The Constant Gardener movie review (2005)
The fragmented style is the best way to tell this story, both for the novel and the movie. "The Constant Gardener" is not a logical exercise beginning with mystery and ending at truth, but a circling around an elusive conspiracy. Understand who the players are and how they are willing to compromise themselves, and you can glimpse cruel outlines beneath the public relations facade. As the drug companies pour AIDS drugs into Africa, are they using their programs to mask the testing of other drugs? "No drug company does something for nothing," Le Carre has a character observe.
"The Constant Gardener" may be the angriest story Le Carre has ever told.
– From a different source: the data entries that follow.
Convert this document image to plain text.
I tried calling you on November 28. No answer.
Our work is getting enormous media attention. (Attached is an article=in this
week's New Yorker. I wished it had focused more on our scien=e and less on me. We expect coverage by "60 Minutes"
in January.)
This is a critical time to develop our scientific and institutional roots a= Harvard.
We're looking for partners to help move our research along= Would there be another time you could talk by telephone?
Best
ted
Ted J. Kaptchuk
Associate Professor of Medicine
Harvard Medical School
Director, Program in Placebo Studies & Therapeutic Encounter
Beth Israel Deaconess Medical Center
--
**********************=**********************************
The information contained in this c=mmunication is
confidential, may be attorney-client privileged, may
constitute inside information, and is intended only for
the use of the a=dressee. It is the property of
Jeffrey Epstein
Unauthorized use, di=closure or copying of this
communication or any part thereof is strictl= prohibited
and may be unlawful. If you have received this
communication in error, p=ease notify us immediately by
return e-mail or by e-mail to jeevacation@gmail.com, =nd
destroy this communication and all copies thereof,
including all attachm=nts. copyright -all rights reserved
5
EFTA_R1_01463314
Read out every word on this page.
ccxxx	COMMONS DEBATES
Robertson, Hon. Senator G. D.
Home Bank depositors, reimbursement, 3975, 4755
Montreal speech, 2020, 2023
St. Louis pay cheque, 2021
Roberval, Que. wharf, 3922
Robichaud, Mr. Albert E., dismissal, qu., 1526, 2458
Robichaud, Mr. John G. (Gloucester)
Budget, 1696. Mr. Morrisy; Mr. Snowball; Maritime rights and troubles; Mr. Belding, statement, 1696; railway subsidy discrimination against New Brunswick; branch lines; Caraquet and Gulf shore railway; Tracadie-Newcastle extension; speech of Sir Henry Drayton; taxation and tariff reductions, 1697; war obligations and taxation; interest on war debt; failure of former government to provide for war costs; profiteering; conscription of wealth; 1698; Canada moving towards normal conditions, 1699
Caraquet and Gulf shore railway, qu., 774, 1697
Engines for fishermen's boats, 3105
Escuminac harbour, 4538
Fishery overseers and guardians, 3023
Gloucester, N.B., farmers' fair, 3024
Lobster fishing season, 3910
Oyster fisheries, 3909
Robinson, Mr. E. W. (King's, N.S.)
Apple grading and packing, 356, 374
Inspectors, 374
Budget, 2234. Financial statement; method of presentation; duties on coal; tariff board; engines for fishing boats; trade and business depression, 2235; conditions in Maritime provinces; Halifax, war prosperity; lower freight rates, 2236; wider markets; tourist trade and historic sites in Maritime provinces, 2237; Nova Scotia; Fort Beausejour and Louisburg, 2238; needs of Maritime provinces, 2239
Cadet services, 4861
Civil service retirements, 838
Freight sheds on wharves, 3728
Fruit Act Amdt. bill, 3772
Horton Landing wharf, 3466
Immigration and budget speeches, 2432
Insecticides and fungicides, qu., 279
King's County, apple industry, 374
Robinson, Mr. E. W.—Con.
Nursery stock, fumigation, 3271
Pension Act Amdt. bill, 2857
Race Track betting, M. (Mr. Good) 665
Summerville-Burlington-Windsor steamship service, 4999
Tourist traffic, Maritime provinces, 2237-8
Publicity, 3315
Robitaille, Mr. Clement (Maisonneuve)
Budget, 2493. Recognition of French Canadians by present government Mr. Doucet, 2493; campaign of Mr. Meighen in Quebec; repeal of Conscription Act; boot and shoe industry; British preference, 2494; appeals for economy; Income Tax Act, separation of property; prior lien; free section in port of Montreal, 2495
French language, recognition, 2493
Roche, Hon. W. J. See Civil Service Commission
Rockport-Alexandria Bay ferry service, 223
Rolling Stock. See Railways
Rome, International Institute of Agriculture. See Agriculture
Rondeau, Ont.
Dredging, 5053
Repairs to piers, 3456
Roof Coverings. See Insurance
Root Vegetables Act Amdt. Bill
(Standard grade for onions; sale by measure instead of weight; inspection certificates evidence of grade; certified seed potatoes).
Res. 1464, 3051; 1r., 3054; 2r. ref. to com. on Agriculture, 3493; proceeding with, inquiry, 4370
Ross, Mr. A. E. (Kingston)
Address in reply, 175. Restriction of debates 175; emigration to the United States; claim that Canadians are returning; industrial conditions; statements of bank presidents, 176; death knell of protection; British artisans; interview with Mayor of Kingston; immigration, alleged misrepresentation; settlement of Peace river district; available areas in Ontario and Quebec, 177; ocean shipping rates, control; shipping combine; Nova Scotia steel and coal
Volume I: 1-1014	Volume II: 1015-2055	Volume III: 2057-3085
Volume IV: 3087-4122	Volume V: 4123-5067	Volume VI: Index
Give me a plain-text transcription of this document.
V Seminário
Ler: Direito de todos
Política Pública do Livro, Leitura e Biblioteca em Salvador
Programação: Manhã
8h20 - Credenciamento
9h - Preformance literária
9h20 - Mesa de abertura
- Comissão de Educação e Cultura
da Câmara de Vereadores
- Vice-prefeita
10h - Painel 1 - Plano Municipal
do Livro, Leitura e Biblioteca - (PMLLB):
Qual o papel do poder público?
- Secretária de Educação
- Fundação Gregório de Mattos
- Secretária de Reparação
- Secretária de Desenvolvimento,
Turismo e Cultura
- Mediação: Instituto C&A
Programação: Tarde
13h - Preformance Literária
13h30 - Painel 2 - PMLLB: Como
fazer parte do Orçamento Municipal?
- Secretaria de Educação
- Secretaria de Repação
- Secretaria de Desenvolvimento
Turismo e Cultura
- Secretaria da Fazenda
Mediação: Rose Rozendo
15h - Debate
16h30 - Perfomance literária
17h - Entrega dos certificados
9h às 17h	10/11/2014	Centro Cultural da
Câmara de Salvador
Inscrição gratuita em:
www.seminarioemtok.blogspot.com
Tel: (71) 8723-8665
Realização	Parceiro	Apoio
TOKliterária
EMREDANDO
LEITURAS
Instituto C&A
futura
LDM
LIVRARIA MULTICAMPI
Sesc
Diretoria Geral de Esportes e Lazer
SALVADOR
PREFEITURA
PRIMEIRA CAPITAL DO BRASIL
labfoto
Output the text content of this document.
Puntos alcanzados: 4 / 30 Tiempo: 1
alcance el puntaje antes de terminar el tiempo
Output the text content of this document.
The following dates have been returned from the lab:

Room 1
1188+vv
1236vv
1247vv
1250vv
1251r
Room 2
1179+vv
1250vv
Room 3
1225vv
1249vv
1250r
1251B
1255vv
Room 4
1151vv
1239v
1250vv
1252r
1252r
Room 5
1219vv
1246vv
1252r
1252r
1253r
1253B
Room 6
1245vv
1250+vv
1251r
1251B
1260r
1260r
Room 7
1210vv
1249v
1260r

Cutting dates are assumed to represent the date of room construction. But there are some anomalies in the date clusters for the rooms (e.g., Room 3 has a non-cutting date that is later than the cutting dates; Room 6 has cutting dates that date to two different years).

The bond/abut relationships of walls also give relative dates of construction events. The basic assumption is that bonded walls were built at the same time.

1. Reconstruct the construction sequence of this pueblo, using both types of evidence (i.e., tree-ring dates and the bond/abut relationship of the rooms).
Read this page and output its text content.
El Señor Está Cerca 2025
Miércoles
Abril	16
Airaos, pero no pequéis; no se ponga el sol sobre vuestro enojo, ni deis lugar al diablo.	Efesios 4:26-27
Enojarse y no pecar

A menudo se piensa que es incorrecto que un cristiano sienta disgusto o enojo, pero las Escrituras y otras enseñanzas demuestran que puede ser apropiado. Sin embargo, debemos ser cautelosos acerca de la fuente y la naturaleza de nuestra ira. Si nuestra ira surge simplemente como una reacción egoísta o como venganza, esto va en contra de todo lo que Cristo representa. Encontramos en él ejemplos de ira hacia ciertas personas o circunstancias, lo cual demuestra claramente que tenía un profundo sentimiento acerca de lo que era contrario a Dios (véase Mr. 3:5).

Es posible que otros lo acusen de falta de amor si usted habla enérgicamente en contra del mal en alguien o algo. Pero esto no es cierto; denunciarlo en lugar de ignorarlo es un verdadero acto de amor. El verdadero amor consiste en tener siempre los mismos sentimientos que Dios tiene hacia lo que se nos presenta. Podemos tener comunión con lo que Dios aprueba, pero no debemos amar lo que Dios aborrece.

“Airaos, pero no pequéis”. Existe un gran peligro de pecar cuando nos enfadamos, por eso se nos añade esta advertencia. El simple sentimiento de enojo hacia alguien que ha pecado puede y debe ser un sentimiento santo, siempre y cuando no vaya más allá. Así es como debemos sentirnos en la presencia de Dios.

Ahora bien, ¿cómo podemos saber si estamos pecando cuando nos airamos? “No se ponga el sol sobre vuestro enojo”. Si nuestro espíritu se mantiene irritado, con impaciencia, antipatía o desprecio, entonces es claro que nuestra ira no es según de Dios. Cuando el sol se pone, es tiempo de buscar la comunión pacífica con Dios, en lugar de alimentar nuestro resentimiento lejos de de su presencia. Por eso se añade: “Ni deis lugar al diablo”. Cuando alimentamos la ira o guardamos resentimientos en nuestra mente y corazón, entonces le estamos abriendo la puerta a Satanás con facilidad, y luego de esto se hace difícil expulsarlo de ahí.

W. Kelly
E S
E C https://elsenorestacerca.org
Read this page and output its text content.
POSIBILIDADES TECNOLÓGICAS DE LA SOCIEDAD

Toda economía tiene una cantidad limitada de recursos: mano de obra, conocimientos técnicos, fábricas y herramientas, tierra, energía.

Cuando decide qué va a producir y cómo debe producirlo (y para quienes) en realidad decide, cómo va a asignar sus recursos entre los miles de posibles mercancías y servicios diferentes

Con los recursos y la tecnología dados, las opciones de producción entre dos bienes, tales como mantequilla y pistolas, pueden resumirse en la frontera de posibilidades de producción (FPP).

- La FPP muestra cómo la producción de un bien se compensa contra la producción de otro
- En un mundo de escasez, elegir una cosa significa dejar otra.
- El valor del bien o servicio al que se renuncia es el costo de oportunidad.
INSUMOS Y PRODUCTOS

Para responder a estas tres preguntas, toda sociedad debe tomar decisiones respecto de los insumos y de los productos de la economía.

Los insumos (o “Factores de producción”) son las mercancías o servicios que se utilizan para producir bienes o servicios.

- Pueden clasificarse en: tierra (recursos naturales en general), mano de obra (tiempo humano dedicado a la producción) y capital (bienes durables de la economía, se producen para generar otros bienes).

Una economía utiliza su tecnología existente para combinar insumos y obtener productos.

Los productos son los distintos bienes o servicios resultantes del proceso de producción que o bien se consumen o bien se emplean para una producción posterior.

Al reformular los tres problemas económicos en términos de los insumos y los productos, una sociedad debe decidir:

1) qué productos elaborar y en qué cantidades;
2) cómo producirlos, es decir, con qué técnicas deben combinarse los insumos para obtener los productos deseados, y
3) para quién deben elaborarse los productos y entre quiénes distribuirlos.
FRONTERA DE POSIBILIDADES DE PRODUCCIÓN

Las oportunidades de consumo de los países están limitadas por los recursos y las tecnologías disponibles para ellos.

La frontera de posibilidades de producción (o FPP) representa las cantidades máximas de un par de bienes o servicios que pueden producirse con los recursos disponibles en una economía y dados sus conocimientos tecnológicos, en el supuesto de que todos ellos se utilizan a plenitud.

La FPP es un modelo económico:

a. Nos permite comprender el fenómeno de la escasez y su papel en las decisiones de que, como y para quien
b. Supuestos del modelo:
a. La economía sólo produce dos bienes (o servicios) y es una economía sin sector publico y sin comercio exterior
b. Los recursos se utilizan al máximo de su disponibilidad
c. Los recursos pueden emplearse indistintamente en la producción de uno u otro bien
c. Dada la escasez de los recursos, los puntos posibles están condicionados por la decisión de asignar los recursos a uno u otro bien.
Certainly his elegant prose and the oblique shorthand of the dialogue shows the writer forcing himself to turn fury into style. His novel involves drug companies who test their products on the poor of the Third World and are willing to accept the deaths that may occur because, after all, those people don't count. Why not? Because no one is there to count them.
Do drug companies really do this? The recent verdict against the makers of Vioxx indicates that a jury thought Merck sold a drug it knew was dangerous. Facts are the bones beneath the skin of a Le Carre novel. Either he knows what he's talking about, or he is uncommonly persuasive in seeming to. "The Constant Gardener" plays at times like a movie that will result in indictments. What makes the film extraordinary is that it also plays as a love story, and as an examination of the mysteries of the heart.
The performances need to be very good to carry us through sequences in which nobody, good or evil, seems very sure of the total picture. Ralph Fiennes plays Justin as a bureaucrat who seems detached from issues; he's the opposite of Tessa. As he tries to get to the bottom of her death, he sifts through his discoveries like an accountant unwilling to go home for the day until the books are balanced.
One way of looking at Tessa's death is that she was a hothead who had an affair with a handsome African man, went where she shouldn't have and got caught in one of those African border killings where toll-collecting soldiers with AK-47s enforce whatever they think is the law. Another way to look at it is to give her the benefit of the doubt. To wonder what was behind the embarrassing questions she asked at a press conference. To ask why statistics seem to be missing, if a drug study is designed to generate them.